Aber gerade die Tatsache, daß die BRD und die DDR erheblich zur Mitaufrüstung und Militarisierung dieses Konfliktes im Nahen Osten beigetragen haben, zeigt, daß das vereinigte Deutschland erst noch unter Beweis zu stellen hat, daß es nicht zu Eskalationen von Konflikten auf der Welt oder gerade in der Dritten Welt beitragen wird.
In unserem Antrag fordern wir deshalb die strikte militärische Enthaltsamkeit der Bundesrepublik in diesem wie auch in zukünftigen Konflikten. Nicht Kosmetik an Außenwirtschaftsgesetz und Kriegswaffenkontrollgesetz ist nötig, sondern das Verbot jeglichen Rüstungsexportes, weil es anders nicht mehr geht.
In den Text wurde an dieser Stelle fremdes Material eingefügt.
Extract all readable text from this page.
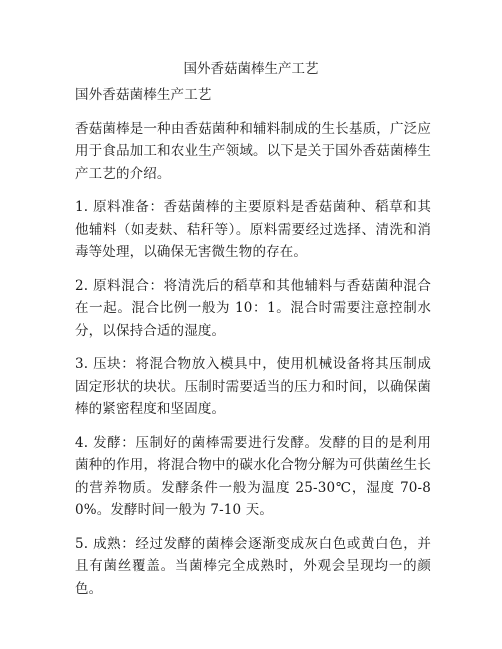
国外香菇菌棒生产工艺

国外香菇菌棒生产工艺

香菇菌棒是一种由香菇菌种和辅料制成的生长基质，广泛应用于食品加工和农业生产领域。以下是关于国外香菇菌棒生产工艺的介绍。

1. 原料准备：香菇菌棒的主要原料是香菇菌种、稻草和其他辅料（如麦麸、秸秆等）。原料需要经过选择、清洗和消毒等处理，以确保无害微生物的存在。

2. 原料混合：将清洗后的稻草和其他辅料与香菇菌种混合在一起。混合比例一般为 10：1。混合时需要注意控制水分，以保持合适的湿度。

3. 压块：将混合物放入模具中，使用机械设备将其压制成固定形状的块状。压制时需要适当的压力和时间，以确保菌棒的紧密程度和坚固度。

4. 发酵：压制好的菌棒需要进行发酵。发酵的目的是利用菌种的作用，将混合物中的碳水化合物分解为可供菌丝生长的营养物质。发酵条件一般为温度 25-30℃，湿度 70-80%。发酵时间一般为 7-10 天。

5. 成熟：经过发酵的菌棒会逐渐变成灰白色或黄白色，并且有菌丝覆盖。当菌棒完全成熟时，外观会呈现均一的颜色。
Nicht Schleichwege über Änderungen des Grundgesetzes sind nötig, um die so heiß ersehnte Beteiligung der Bundeswehr an UNO-Truppen zu ermöglichen,
sondern eine Politik der Selbstbeschränkung und der Entmilitarisierung ist gefordert, wenn man jetzt das Wort „Menschenrechte" noch ernsthaft in den Mund nehmen will.
Auf europäischer wie auf internationaler Ebene ist die Bundesregierung gefordert, sich für diplomatische Lösungen der verschiedenen Konflikte im Nahen Osten unter der Schirmherrschaft der UNO einzusetzen, weil nur so die Rechte der Menschen gewährleistet werden können.